If the problem is a temporary setback, then the lender may be willing to defer the payments and if the issue is permanent, they may suggest an alternative idea like adjusting the length of the loan. The key is to not avoid the problem because if you do they will assume you are trying to run away from your debt, which only makes the situation significantly worse.

Alternatively, you can consider asking your friends and family for assistance in dealing with the problem and while the experience can be uncomfortable, it can often be your best option. After all, you will not need to pay interest and you can come up with a flexible repayment plan that best fits your current situation, which is preferable to dealing with lenders.

Likewise, there are some employers that have company programs in place to help employees deal with any financial hardship they may be dealing with. You can often reach out to your company’s HR team to find out if this is an option beforehand. 


In this article, we’ve summarised that loan defaulting is failing to make the necessary repayments on a debt, which often leads to a number of nasty consequences that pose a threat to your financial safety. It has the potential of lowering your credit rating, halting your ability to secure future loans and even resulting in the loss of your property or wages. 
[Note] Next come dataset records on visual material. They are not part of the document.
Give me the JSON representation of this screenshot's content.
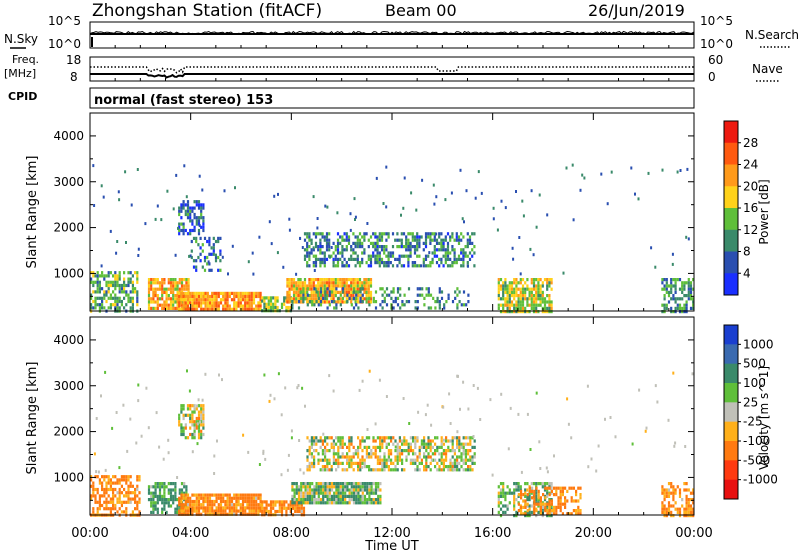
{
  "header": {
    "station": "Zhongshan Station (fitACF)",
    "beam": "Beam 00",
    "date": "26/Jun/2019"
  },
  "panels": {
    "nsky": {
      "label": "N.Sky",
      "ticks": [
        "10^5",
        "10^0"
      ]
    },
    "nsearch": {
      "label": "N.Search",
      "ticks": [
        "10^5",
        "10^0"
      ]
    },
    "freq": {
      "label_line1": "Freq.",
      "label_line2": "[MHz]",
      "ticks": [
        "18",
        "8"
      ]
    },
    "nave": {
      "label": "Nave",
      "ticks": [
        "60",
        "0"
      ]
    },
    "cpid": {
      "label": "CPID",
      "mode": "normal (fast stereo) 153"
    }
  },
  "colors": {
    "power_scale": [
      "#1a2fff",
      "#2a4fb0",
      "#3a8a6a",
      "#5fbf3a",
      "#ffd21a",
      "#ff9a1a",
      "#ff5a10",
      "#ee1a10"
    ],
    "velocity_scale": [
      "#1a3fd0",
      "#3a6ab0",
      "#3a8a6a",
      "#5fbf3a",
      "#c0c0b8",
      "#ffb01a",
      "#ff7a10",
      "#ff3a10",
      "#e81010"
    ]
  },
  "chart_data": [
    {
      "type": "heatmap",
      "title": "Power",
      "ylabel": "Slant Range [km]",
      "xlabel": "",
      "ylim": [
        180,
        4500
      ],
      "xlim": [
        "00:00",
        "24:00"
      ],
      "y_ticks": [
        "1000",
        "2000",
        "3000",
        "4000"
      ],
      "x_ticks": [],
      "colorbar": {
        "label": "Power [dB]",
        "ticks": [
          "4",
          "8",
          "12",
          "16",
          "20",
          "24",
          "28"
        ],
        "range": [
          0,
          32
        ]
      },
      "regions": [
        {
          "t0": 0.0,
          "t1": 1.9,
          "r0": 200,
          "r1": 1050,
          "level": 12,
          "density": 0.55
        },
        {
          "t0": 2.3,
          "t1": 3.9,
          "r0": 250,
          "r1": 900,
          "level": 20,
          "density": 0.8
        },
        {
          "t0": 3.5,
          "t1": 6.8,
          "r0": 190,
          "r1": 600,
          "level": 22,
          "density": 0.9
        },
        {
          "t0": 3.5,
          "t1": 4.5,
          "r0": 1900,
          "r1": 2600,
          "level": 7,
          "density": 0.6
        },
        {
          "t0": 4.0,
          "t1": 5.2,
          "r0": 1100,
          "r1": 1800,
          "level": 8,
          "density": 0.4
        },
        {
          "t0": 6.8,
          "t1": 8.0,
          "r0": 190,
          "r1": 500,
          "level": 14,
          "density": 0.7
        },
        {
          "t0": 7.8,
          "t1": 11.2,
          "r0": 350,
          "r1": 900,
          "level": 20,
          "density": 0.9
        },
        {
          "t0": 8.5,
          "t1": 15.3,
          "r0": 1150,
          "r1": 1900,
          "level": 9,
          "density": 0.55
        },
        {
          "t0": 8.0,
          "t1": 15.0,
          "r0": 250,
          "r1": 700,
          "level": 10,
          "density": 0.3
        },
        {
          "t0": 16.2,
          "t1": 18.3,
          "r0": 190,
          "r1": 900,
          "level": 16,
          "density": 0.75
        },
        {
          "t0": 22.7,
          "t1": 24.0,
          "r0": 200,
          "r1": 900,
          "level": 10,
          "density": 0.5
        }
      ]
    },
    {
      "type": "heatmap",
      "title": "Velocity",
      "ylabel": "Slant Range [km]",
      "xlabel": "Time UT",
      "ylim": [
        180,
        4500
      ],
      "xlim": [
        "00:00",
        "24:00"
      ],
      "y_ticks": [
        "1000",
        "2000",
        "3000",
        "4000"
      ],
      "x_ticks": [
        "00:00",
        "04:00",
        "08:00",
        "12:00",
        "16:00",
        "20:00",
        "00:00"
      ],
      "colorbar": {
        "label": "Velocity [m s^-1]",
        "ticks": [
          "1000",
          "500",
          "100",
          "25",
          "-25",
          "-100",
          "-500",
          "-1000"
        ],
        "range": [
          -1200,
          1200
        ]
      },
      "regions": [
        {
          "t0": 0.0,
          "t1": 2.0,
          "r0": 200,
          "r1": 1050,
          "level": -150,
          "density": 0.55
        },
        {
          "t0": 2.3,
          "t1": 3.8,
          "r0": 250,
          "r1": 900,
          "level": 150,
          "density": 0.6
        },
        {
          "t0": 3.5,
          "t1": 6.8,
          "r0": 190,
          "r1": 650,
          "level": -150,
          "density": 0.9
        },
        {
          "t0": 3.5,
          "t1": 4.5,
          "r0": 1900,
          "r1": 2600,
          "level": 0,
          "density": 0.6
        },
        {
          "t0": 6.8,
          "t1": 8.5,
          "r0": 190,
          "r1": 500,
          "level": -150,
          "density": 0.8
        },
        {
          "t0": 8.0,
          "t1": 11.5,
          "r0": 450,
          "r1": 900,
          "level": 60,
          "density": 0.9
        },
        {
          "t0": 8.6,
          "t1": 15.3,
          "r0": 1150,
          "r1": 1900,
          "level": 0,
          "density": 0.6
        },
        {
          "t0": 16.2,
          "t1": 18.3,
          "r0": 190,
          "r1": 900,
          "level": 80,
          "density": 0.6
        },
        {
          "t0": 17.0,
          "t1": 19.5,
          "r0": 190,
          "r1": 800,
          "level": -150,
          "density": 0.5
        },
        {
          "t0": 22.7,
          "t1": 24.0,
          "r0": 200,
          "r1": 900,
          "level": -150,
          "density": 0.5
        }
      ]
    }
  ]
}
As such, before you get a loan from iPaydayLoans, it is vital that you come up with a plan that ensures you are able to make the necessary repayments on time. A good rule of thumb is to review your monthly earnings and expenses to see exactly how much you can afford to spare on monthly repayments.

This will ensure that you don’t take on a loan that is too big for you to handle, which is what often leads many borrowers to serious problems down the road. And if you do find yourself with a debt that you are struggling to repay, then you should consider visiting a credit counsellor. They can often advise you on the best course of action that will enable you to get out of any debt trap as quickly as possible.